This blog is mainly about the governance and future of policing and crime services. (Police & Crime Commissioners feature quite a lot.) But there are also posts about the wider justice system. And because I am town councillor and political activist, local & national issues are covered a little, as well.

Sunday, October 13, 2013

What if police services were schools?

I got to wondering this morning what could happen if the policies and principles that the Conservative led coalition are applying to schools & education services were made to apply to police services...

Here is an extract from the Conservative 2010 manifesto on schools somewhat changed... Could this be in the 2015 manifesto...?

Give every victim access to a good police station

Drawing on the experience of the Ruritanian police reforms and the charter police station movement in the Appalacian Mountains, we will break down barriers to entry so that any good policing provider can set up a new Academy police station. Our police station revolution will create a new generation of good small police stations with smaller case loads and high standards of discipline.

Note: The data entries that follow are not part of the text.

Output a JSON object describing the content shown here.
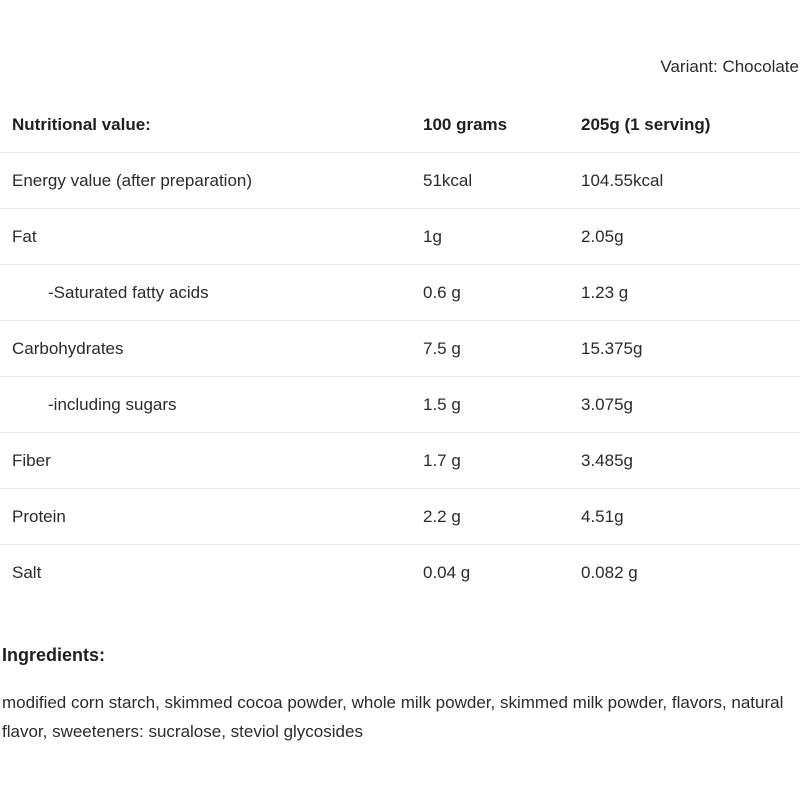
{
  "variant": "Variant: Chocolate",
  "table": {
    "headers": {
      "name": "Nutritional value:",
      "per100": "100 grams",
      "serving": "205g (1 serving)"
    },
    "rows": [
      {
        "name": "Energy value (after preparation)",
        "per100": "51kcal",
        "serving": "104.55kcal"
      },
      {
        "name": "Fat",
        "per100": "1g",
        "serving": "2.05g"
      },
      {
        "name": "-Saturated fatty acids",
        "per100": "0.6 g",
        "serving": "1.23 g"
      },
      {
        "name": "Carbohydrates",
        "per100": "7.5 g",
        "serving": "15.375g"
      },
      {
        "name": "-including sugars",
        "per100": "1.5 g",
        "serving": "3.075g"
      },
      {
        "name": "Fiber",
        "per100": "1.7 g",
        "serving": "3.485g"
      },
      {
        "name": "Protein",
        "per100": "2.2 g",
        "serving": "4.51g"
      },
      {
        "name": "Salt",
        "per100": "0.04 g",
        "serving": "0.082 g"
      }
    ]
  },
  "ingredients": {
    "title": "Ingredients:",
    "text": "modified corn starch, skimmed cocoa powder, whole milk powder, skimmed milk powder, flavors, natural flavor, sweeteners: sucralose, steviol glycosides"
  }
}
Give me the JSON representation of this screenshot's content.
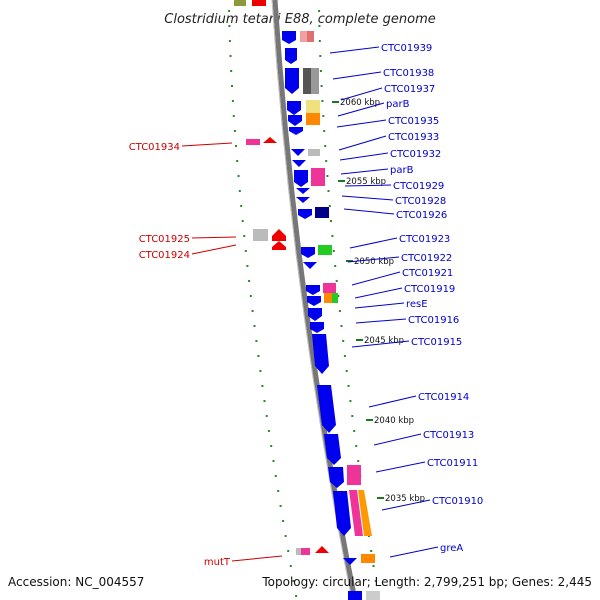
{
  "map": {
    "title": "Clostridium tetani E88, complete genome",
    "accession": "Accession: NC_004557",
    "summary": "Topology: circular; Length: 2,799,251 bp; Genes: 2,445"
  },
  "ruler": [
    {
      "label": "2060 kbp"
    },
    {
      "label": "2055 kbp"
    },
    {
      "label": "2050 kbp"
    },
    {
      "label": "2045 kbp"
    },
    {
      "label": "2040 kbp"
    },
    {
      "label": "2035 kbp"
    }
  ],
  "plus_labels": [
    "CTC01939",
    "CTC01938",
    "CTC01937",
    "parB",
    "CTC01935",
    "CTC01933",
    "CTC01932",
    "parB",
    "CTC01929",
    "CTC01928",
    "CTC01926",
    "CTC01923",
    "CTC01922",
    "CTC01921",
    "CTC01919",
    "resE",
    "CTC01916",
    "CTC01915",
    "CTC01914",
    "CTC01913",
    "CTC01911",
    "CTC01910",
    "greA"
  ],
  "minus_labels": [
    "CTC01934",
    "CTC01925",
    "CTC01924",
    "mutT"
  ],
  "colors": {
    "label_plus": "#0000cc",
    "label_minus": "#cc0000",
    "gene_blue": "#0000ee",
    "backbone": "#777777",
    "dots": "#2a8a2a"
  }
}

Our police station reform programme is a major part of our anti-poverty strategy, which is why our first task will be to establish new Academy police stations in the most deprived areas of the country. They will be beacons of excellence in areas where policing standards are unacceptably low.

We want every victim & citizen to benefit from our reforms. So all existing police stations will have the chance to achieve Academy status, with ‘outstanding’ police stations pre-approved, and we will extend the Academy programme to other parts of the criminal justice system too.

Policing's real power lies in its ability to transform life chances, but we can’t go on giving the poorest children the worst police services. That is why we will introduce a deprived victim premium – extra funding for police stations in areas with disadvantaged backgrounds.

The most vulnerable victims deserve the very highest quality of care, so we will call a moratorium on the ideologically-driven closure of special police units. We will end the bias towards the inclusion of victims with special needs in mainstream policing.

People have been far too ready to excuse failure in police stations. We will ensure that the HMIC adopts a more rigorous and targeted inspection regime, reporting on performance only in the core areas related to crime and, um, crime. And any police station that is in special measures for more than a year will be taken over immediately by a successful Academy provider. 

To give victims better access to a good police station, we will:
  • give victims the power to save local police stations threatened by closure, allowing communities the chance to take over and run good small police stations 
  • make sure Academies have the freedoms that helped to make them so successful in the first place; and, 
  • ensure failing police stations are inspected more often – with the best police stations visited less frequently.

What do you think - would you vote that?

1 comment:

  1. Lets not stop there, we should also give the New Police Academy stations the power to set their own laws and punishments (curriculum). This would enable Members of the Public to move to the catchment of a Good Academy so that they could live under the type of laws that they think are right for them.

    An Academy station might decide to repeal the Human Rights Act to make it easier to deal with criminals and other people who fall foul of whatever laws they impose - removing the right to a fair trial etc, reintroducing sus laws, beefing up immigration laws etc.

    People could then have a choice as to where to live and under what type of law enforcement regime.

    if we follow one of Gove's advisors beliefs regarding genetics then a law could be introduced requiring that DNA is collected from everyone within an Academy catchment area and those whose DNA shows a propensity to crime could be locked up permanently or banished from that Academy's catchment area as a preventative measure.